Last year, cotton prices on the local market averaged $0.52 cents (about K250), which according to Nyorongo, was “quite good.”
But he said FUM expects buyers to pay even more than last year’s prices considering the recent volatility of the kwacha and the overall high cost of production.
“We have seen circumstances where buyers have offered our farmers prices lower than the minimum prices and we hope we will not have such a trend this year, so we are in the process of negotiating for better prices with our ginners,” he said.
Commenting on the recent production trend, Nyirongo said in the 2011/12 season, the country produced 100 000 metric tonnes of cotton before output fell by half to 45 000 metric tonnes in 2012/13 season.
In the 2013/14 season, Nyirongo said production was almost static as the country produced about 46 000 metric tonnes of cotton.

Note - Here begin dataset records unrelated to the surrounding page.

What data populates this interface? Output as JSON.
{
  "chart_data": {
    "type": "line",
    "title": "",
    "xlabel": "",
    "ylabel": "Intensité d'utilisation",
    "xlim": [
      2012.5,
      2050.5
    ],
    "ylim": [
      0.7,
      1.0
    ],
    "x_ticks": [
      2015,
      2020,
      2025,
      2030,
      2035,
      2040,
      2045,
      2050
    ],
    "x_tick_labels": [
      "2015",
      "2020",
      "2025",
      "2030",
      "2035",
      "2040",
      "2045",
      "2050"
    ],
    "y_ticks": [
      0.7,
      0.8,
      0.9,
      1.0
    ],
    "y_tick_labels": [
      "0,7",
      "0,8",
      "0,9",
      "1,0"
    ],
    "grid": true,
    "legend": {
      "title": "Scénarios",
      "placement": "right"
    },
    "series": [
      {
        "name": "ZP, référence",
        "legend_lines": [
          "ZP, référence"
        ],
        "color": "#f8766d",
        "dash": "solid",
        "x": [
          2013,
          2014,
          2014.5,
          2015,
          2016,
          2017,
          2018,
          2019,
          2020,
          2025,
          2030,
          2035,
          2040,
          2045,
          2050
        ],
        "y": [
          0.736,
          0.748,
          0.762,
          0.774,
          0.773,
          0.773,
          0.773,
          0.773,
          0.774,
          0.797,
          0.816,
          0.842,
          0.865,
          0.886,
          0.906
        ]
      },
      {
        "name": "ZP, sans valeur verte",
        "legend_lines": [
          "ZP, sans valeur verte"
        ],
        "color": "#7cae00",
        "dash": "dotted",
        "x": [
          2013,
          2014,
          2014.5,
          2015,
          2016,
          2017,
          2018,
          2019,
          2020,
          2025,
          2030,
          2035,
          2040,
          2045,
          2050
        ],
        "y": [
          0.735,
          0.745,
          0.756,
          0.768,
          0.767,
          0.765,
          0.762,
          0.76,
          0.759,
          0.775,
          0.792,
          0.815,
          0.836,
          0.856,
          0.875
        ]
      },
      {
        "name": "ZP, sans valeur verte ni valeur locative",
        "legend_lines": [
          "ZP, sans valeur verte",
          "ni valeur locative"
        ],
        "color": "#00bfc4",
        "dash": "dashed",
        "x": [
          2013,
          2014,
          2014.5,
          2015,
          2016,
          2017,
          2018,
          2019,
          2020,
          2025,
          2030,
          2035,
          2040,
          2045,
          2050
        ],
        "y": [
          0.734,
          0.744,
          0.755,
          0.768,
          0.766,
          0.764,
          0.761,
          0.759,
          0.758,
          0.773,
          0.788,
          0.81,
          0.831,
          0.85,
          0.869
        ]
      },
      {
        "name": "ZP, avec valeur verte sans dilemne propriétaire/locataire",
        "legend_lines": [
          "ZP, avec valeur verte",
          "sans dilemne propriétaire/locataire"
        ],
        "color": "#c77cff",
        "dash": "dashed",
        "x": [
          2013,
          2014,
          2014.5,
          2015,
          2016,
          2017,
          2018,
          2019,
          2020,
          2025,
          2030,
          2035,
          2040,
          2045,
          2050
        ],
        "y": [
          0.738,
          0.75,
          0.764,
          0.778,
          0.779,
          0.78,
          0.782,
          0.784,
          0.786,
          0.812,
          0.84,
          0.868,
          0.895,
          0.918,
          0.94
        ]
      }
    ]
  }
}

“The major constraint is the yield per hector, which is low at around 600 kilogrammes [kg] per hector and in some instances our growers spray chemicals very late when the damage has already been done and this affects production,” he lamented.
Nyirongo said the union is assisting cotton growers by providing capacity building in the areas of extension services and is also providing linkages between cotton growers and service providers such as commercial companies in cotton and input suppliers.
A cotton expert Duncan Warren, who was a key member of the dissolved Cotton Development Trust (CDT), said yesterday that prices on the global market were yet to pick up “and were very depressed as of last month.”
Cotton, which has traditionally been Malawi’s fourth largest cash crop after tobacco, sugar cane and tea generates an estimated K5 billion annually.